I consulted good old Google for tips on how to get them off, and to my surprise, I learned that there are TWO different types of gel nails.  The first kind (which I had) are called “soak offs.”  These are put on in thin layers with what looks like normal nail polish.  They only difference is that they are cured with UV light.  The other kind are also called “shellac” nails.  They are put on with layers of thick gel and also cured under UV light.  Luckily for me, the soak offs are a bit “easier” to remove than the shellac nails (one site recommended that those only be removed professionally).
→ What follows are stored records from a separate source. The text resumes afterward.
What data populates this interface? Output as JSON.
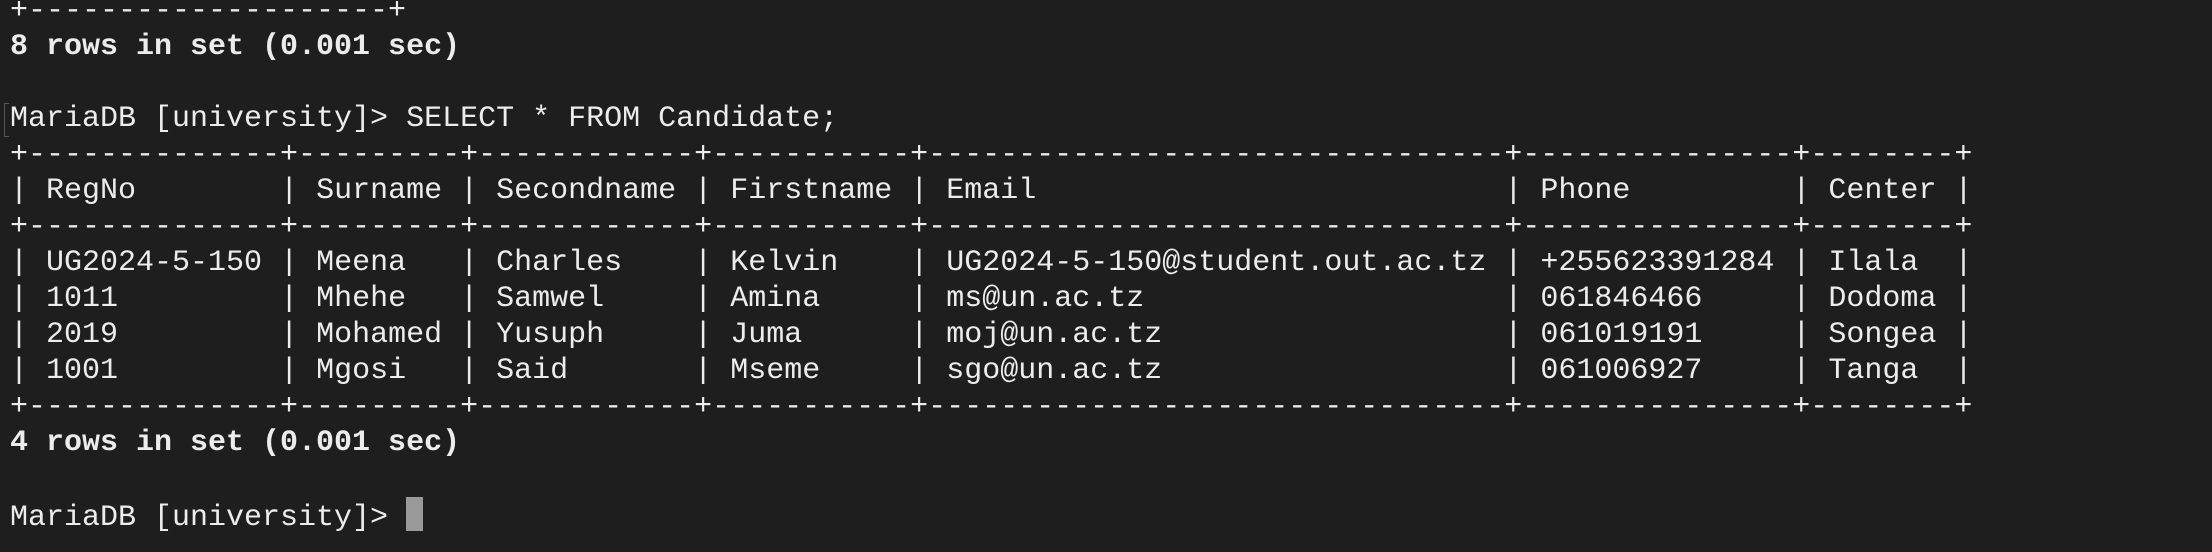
{
  "terminal": {
    "prev_border_width": 20,
    "prev_status": "8 rows in set (0.001 sec)",
    "prompt": "MariaDB [university]> ",
    "command": "SELECT * FROM Candidate;",
    "status": "4 rows in set (0.001 sec)",
    "final_prompt": "MariaDB [university]> "
  },
  "table": {
    "columns": [
      "RegNo",
      "Surname",
      "Secondname",
      "Firstname",
      "Email",
      "Phone",
      "Center"
    ],
    "rows": [
      [
        "UG2024-5-150",
        "Meena",
        "Charles",
        "Kelvin",
        "UG2024-5-150@student.out.ac.tz",
        "+255623391284",
        "Ilala"
      ],
      [
        "1011",
        "Mhehe",
        "Samwel",
        "Amina",
        "ms@un.ac.tz",
        "061846466",
        "Dodoma"
      ],
      [
        "2019",
        "Mohamed",
        "Yusuph",
        "Juma",
        "moj@un.ac.tz",
        "061019191",
        "Songea"
      ],
      [
        "1001",
        "Mgosi",
        "Said",
        "Mseme",
        "sgo@un.ac.tz",
        "061006927",
        "Tanga"
      ]
    ]
  }
}
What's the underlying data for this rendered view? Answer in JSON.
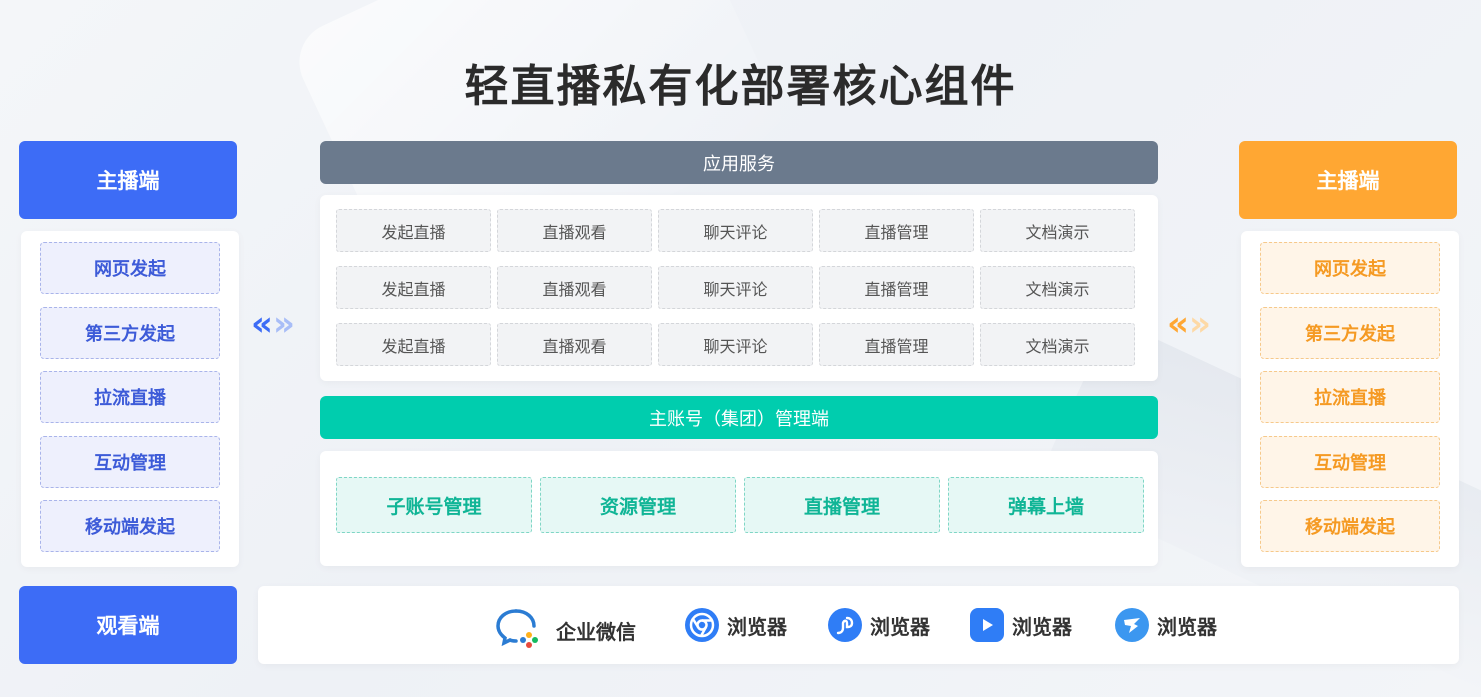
{
  "title": "轻直播私有化部署核心组件",
  "left": {
    "header": "主播端",
    "items": [
      "网页发起",
      "第三方发起",
      "拉流直播",
      "互动管理",
      "移动端发起"
    ]
  },
  "right": {
    "header": "主播端",
    "items": [
      "网页发起",
      "第三方发起",
      "拉流直播",
      "互动管理",
      "移动端发起"
    ]
  },
  "center": {
    "service_bar": "应用服务",
    "services": [
      [
        "发起直播",
        "直播观看",
        "聊天评论",
        "直播管理",
        "文档演示"
      ],
      [
        "发起直播",
        "直播观看",
        "聊天评论",
        "直播管理",
        "文档演示"
      ],
      [
        "发起直播",
        "直播观看",
        "聊天评论",
        "直播管理",
        "文档演示"
      ]
    ],
    "mgmt_bar": "主账号（集团）管理端",
    "mgmt_items": [
      "子账号管理",
      "资源管理",
      "直播管理",
      "弹幕上墙"
    ]
  },
  "viewer": {
    "header": "观看端",
    "clients": [
      {
        "label": "企业微信",
        "icon": "wecom-icon"
      },
      {
        "label": "浏览器",
        "icon": "chrome-browser-icon"
      },
      {
        "label": "浏览器",
        "icon": "link-browser-icon"
      },
      {
        "label": "浏览器",
        "icon": "play-browser-icon"
      },
      {
        "label": "浏览器",
        "icon": "bird-browser-icon"
      }
    ]
  },
  "colors": {
    "blue": "#3d6cf6",
    "orange": "#ffa733",
    "gray_bar": "#6b7a8d",
    "teal": "#00cdae"
  }
}
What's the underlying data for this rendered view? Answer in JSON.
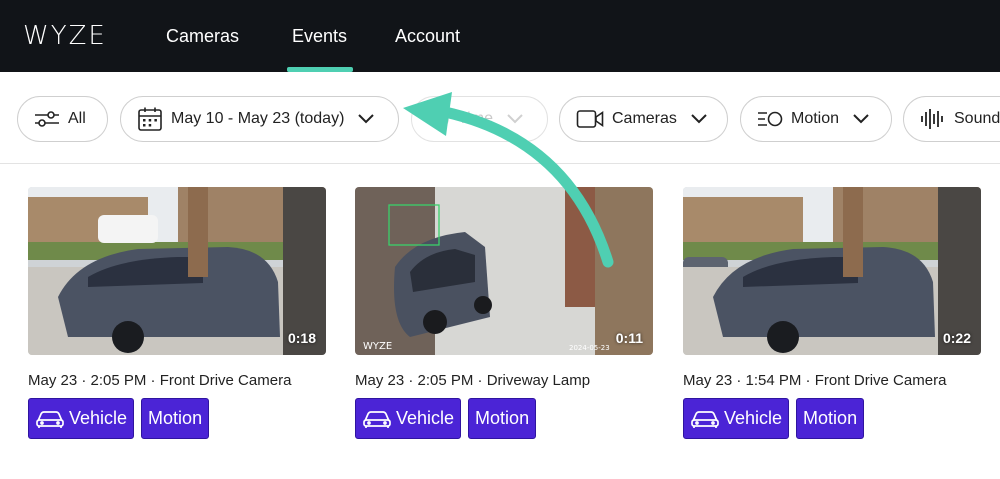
{
  "brand": {
    "logo_text": "WYZE",
    "accent": "#4fcfb2",
    "tag_color": "#4b24d6"
  },
  "nav": {
    "items": [
      {
        "label": "Cameras",
        "active": false
      },
      {
        "label": "Events",
        "active": true
      },
      {
        "label": "Account",
        "active": false
      }
    ]
  },
  "filters": {
    "all_label": "All",
    "date_label": "May 10 - May 23 (today)",
    "time_label": "Time",
    "cameras_label": "Cameras",
    "motion_label": "Motion",
    "sound_label": "Sound"
  },
  "events": [
    {
      "duration": "0:18",
      "meta": "May 23 · 2:05 PM · Front Drive Camera",
      "tags": [
        "Vehicle",
        "Motion"
      ]
    },
    {
      "duration": "0:11",
      "meta": "May 23 · 2:05 PM · Driveway Lamp",
      "tags": [
        "Vehicle",
        "Motion"
      ],
      "watermark": "WYZE",
      "timestamp": "2024-05-23"
    },
    {
      "duration": "0:22",
      "meta": "May 23 · 1:54 PM · Front Drive Camera",
      "tags": [
        "Vehicle",
        "Motion"
      ]
    }
  ],
  "icons": [
    "filter-sliders-icon",
    "calendar-icon",
    "chevron-down-icon",
    "clock-icon",
    "camera-icon",
    "motion-icon",
    "sound-wave-icon",
    "car-icon"
  ]
}
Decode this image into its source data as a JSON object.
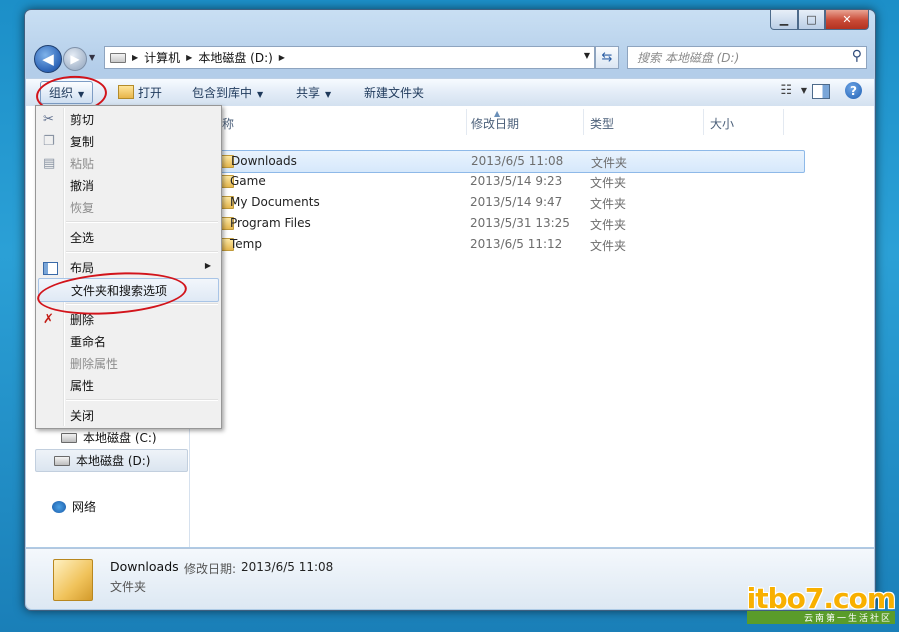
{
  "window": {
    "controls": {
      "minimize": "▁",
      "maximize": "□",
      "close": "✕"
    }
  },
  "nav": {
    "back_icon": "back-arrow-icon",
    "forward_icon": "forward-arrow-icon",
    "breadcrumbs": [
      "计算机",
      "本地磁盘 (D:)"
    ],
    "search_placeholder": "搜索 本地磁盘 (D:)"
  },
  "toolbar": {
    "organize": "组织",
    "open": "打开",
    "include_in_library": "包含到库中",
    "share": "共享",
    "new_folder": "新建文件夹"
  },
  "columns": {
    "name": "名称",
    "date": "修改日期",
    "type": "类型",
    "size": "大小"
  },
  "files": [
    {
      "name": "Downloads",
      "date": "2013/6/5 11:08",
      "type": "文件夹",
      "selected": true
    },
    {
      "name": "Game",
      "date": "2013/5/14 9:23",
      "type": "文件夹",
      "selected": false
    },
    {
      "name": "My Documents",
      "date": "2013/5/14 9:47",
      "type": "文件夹",
      "selected": false
    },
    {
      "name": "Program Files",
      "date": "2013/5/31 13:25",
      "type": "文件夹",
      "selected": false
    },
    {
      "name": "Temp",
      "date": "2013/6/5 11:12",
      "type": "文件夹",
      "selected": false
    }
  ],
  "navpane": {
    "drive_c": "本地磁盘 (C:)",
    "drive_d": "本地磁盘 (D:)",
    "network": "网络"
  },
  "menu": {
    "cut": "剪切",
    "copy": "复制",
    "paste": "粘贴",
    "undo": "撤消",
    "redo": "恢复",
    "select_all": "全选",
    "layout": "布局",
    "folder_options": "文件夹和搜索选项",
    "delete": "删除",
    "rename": "重命名",
    "remove_properties": "删除属性",
    "properties": "属性",
    "close": "关闭"
  },
  "details": {
    "name": "Downloads",
    "modified_label": "修改日期:",
    "modified": "2013/6/5 11:08",
    "type": "文件夹"
  },
  "watermark": {
    "logo": "itbo7.com",
    "subtitle": "云南第一生活社区"
  },
  "colors": {
    "annotation_ring": "#d2141b",
    "selection": "#d6e8fb",
    "desktop": "#2ba0d6"
  }
}
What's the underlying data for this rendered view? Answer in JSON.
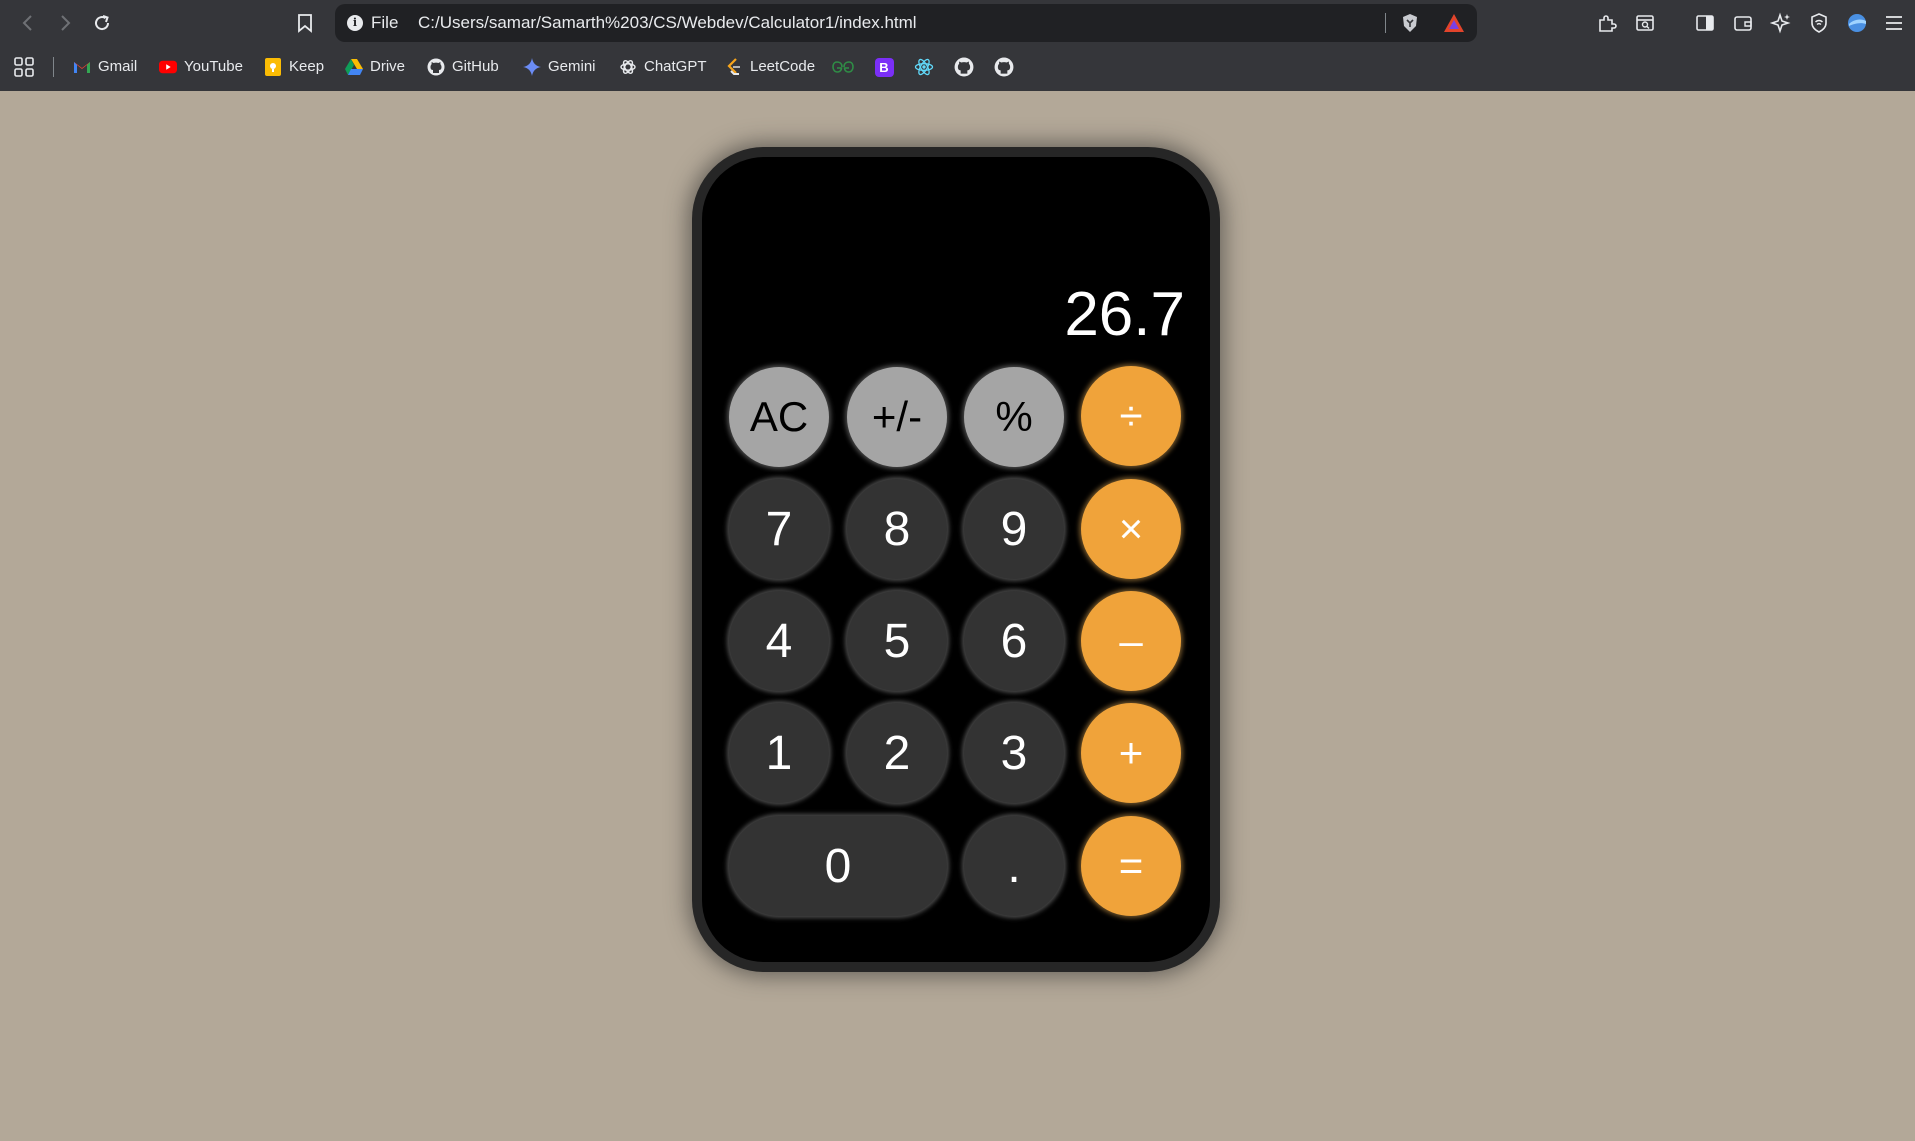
{
  "browser": {
    "url_scheme": "File",
    "url": "C:/Users/samar/Samarth%203/CS/Webdev/Calculator1/index.html",
    "bookmarks": [
      {
        "label": "Gmail",
        "icon": "gmail-icon"
      },
      {
        "label": "YouTube",
        "icon": "youtube-icon"
      },
      {
        "label": "Keep",
        "icon": "keep-icon"
      },
      {
        "label": "Drive",
        "icon": "drive-icon"
      },
      {
        "label": "GitHub",
        "icon": "github-icon"
      },
      {
        "label": "Gemini",
        "icon": "gemini-icon"
      },
      {
        "label": "ChatGPT",
        "icon": "chatgpt-icon"
      },
      {
        "label": "LeetCode",
        "icon": "leetcode-icon"
      }
    ],
    "bookmark_icons_only": [
      "geeksforgeeks-icon",
      "bootstrap-icon",
      "react-icon",
      "github-icon",
      "github-icon"
    ],
    "bootstrap_letter": "B"
  },
  "calculator": {
    "display": "26.7",
    "keys": [
      {
        "label": "AC",
        "kind": "func"
      },
      {
        "label": "+/-",
        "kind": "func"
      },
      {
        "label": "%",
        "kind": "func"
      },
      {
        "label": "÷",
        "kind": "op"
      },
      {
        "label": "7",
        "kind": "num"
      },
      {
        "label": "8",
        "kind": "num"
      },
      {
        "label": "9",
        "kind": "num"
      },
      {
        "label": "×",
        "kind": "op"
      },
      {
        "label": "4",
        "kind": "num"
      },
      {
        "label": "5",
        "kind": "num"
      },
      {
        "label": "6",
        "kind": "num"
      },
      {
        "label": "–",
        "kind": "op"
      },
      {
        "label": "1",
        "kind": "num"
      },
      {
        "label": "2",
        "kind": "num"
      },
      {
        "label": "3",
        "kind": "num"
      },
      {
        "label": "+",
        "kind": "op"
      },
      {
        "label": "0",
        "kind": "num"
      },
      {
        "label": ".",
        "kind": "num"
      },
      {
        "label": "=",
        "kind": "op"
      }
    ]
  },
  "colors": {
    "page_background": "#b3a898",
    "calculator_body": "#000000",
    "function_key": "#a5a5a5",
    "number_key": "#333333",
    "operator_key": "#f0a33a"
  }
}
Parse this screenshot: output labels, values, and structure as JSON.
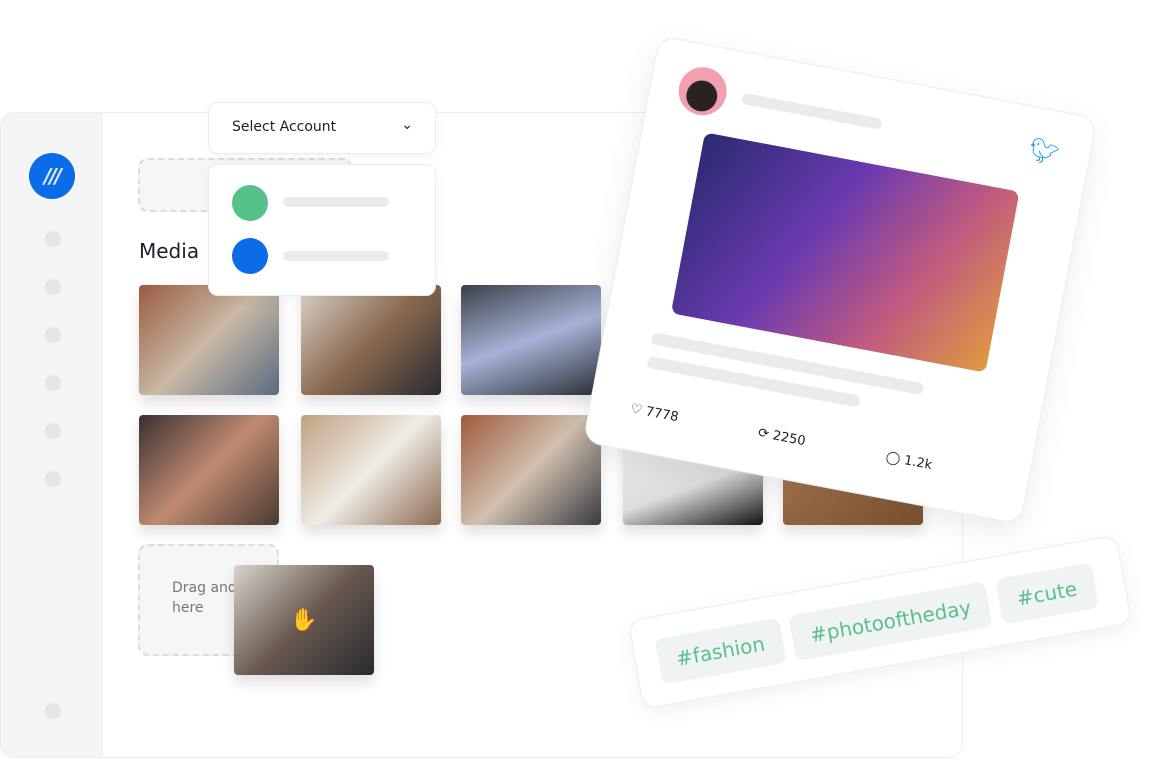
{
  "sidebar": {
    "logo_icon": "brand-logo",
    "items": 7
  },
  "media": {
    "title": "Media",
    "drop_text": "Drag and drop here",
    "photos": [
      {
        "alt": "team high five"
      },
      {
        "alt": "woman on laptop"
      },
      {
        "alt": "skyscrapers"
      },
      {
        "alt": "group at cafe"
      },
      {
        "alt": "man on phone"
      },
      {
        "alt": "office presentation"
      },
      {
        "alt": "chart on laptop"
      },
      {
        "alt": "wooden table"
      }
    ],
    "dragged_photo": "conference room"
  },
  "account_select": {
    "label": "Select Account",
    "accounts": [
      {
        "color": "#56c28a"
      },
      {
        "color": "#0a6ce6"
      }
    ]
  },
  "post": {
    "network_icon": "twitter-icon",
    "image": "person wearing VR headset",
    "likes": "7778",
    "retweets": "2250",
    "replies": "1.2k"
  },
  "hashtags": [
    "#fashion",
    "#photooftheday",
    "#cute"
  ],
  "colors": {
    "brand": "#0a6ce6",
    "hashtag": "#5bc08a",
    "twitter": "#1da1f2"
  }
}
No matter how you look at it, you are supposed to soak your nails in pure acetone for 5-7 minutes in order to “loosen” the gel.  Then you scrape it off.  I wasn’t really keen on this idea because acetone is hard on your nails but also on your skin.  With it being winter, my hands are dry enough as it is. Apparently, someone else felt the same way because I found a blog that recommended soaking a small bit of gauze in acetone, and putting it on the nail only.  Then, cover just the end of your finger with foil to hold it on there.  This created minimum exposure for your skin.  Genius idea!  So, I followed this method, with a few minor modifications.  I didn’t have pure acetone, but I did have acetone nail polish removal pads.  These things are brilliant…they are little felt pads, loaded with nail polish remover.  You can get either acetone or acetone-free.  I had the acetone ones, which aren’t 100% acetone but diluted with water and a few other ingredients to “moisturize.”  So, I used those.  Here’s a step-by-step of what I did:

  1. Cut a piece of foil into 10 small squares, one for each nail.
  2. Cut nail polish removal pads (I used 2) into 10 small squares.  (Note:  Do these only 5 at a time to prevent drying.)
  3. Place the small square of the pad on your nail, and cover the end of your finger with foil. (Note:  I did one hand at a time because it is difficult to do much of anything with your fingers covered in foil.)
  4. Wait approximately 7 minutes.  The longer you wait, the easier it will be to remove.
  5. Remove the foil on one nail at a time, an using a metal cuticle pusher, scrape the gel nail polish off.  If you can’t get all layers the first time, put the foil back on your finger for a few more minutes, and then scrape again.  It took me about 2 rounds for most of my nails.
  6. Your nails will be rough.  Use a file to smooth them out.  I then used one of those square nail buffing/shining things to smooth them even further.  (I bought mine years ago when they first came out from one of those annoying kiosk people in the mall who were all, “Ladies, can I rub lotion on you?”  As it turns out, this nail buffing thingy was a good purchase…the lotion I threw away a long time ago.  Anyway, I think you can buy these just about anywhere now).
  7. Repeat on the other hand.

Seems simple, right?  Key word in that sentence is seems.  I think this process still took me about 45 minutes (or longer).

The bottom line…would I get gel nails again?  For a special occasion, probably so.  For every day, definitely not unless I had them professionally put on and removed each time.  I did LOVE how long they lasted and how great they looked for SO LONG, but I’m a little too impatient for the lengthy removal process.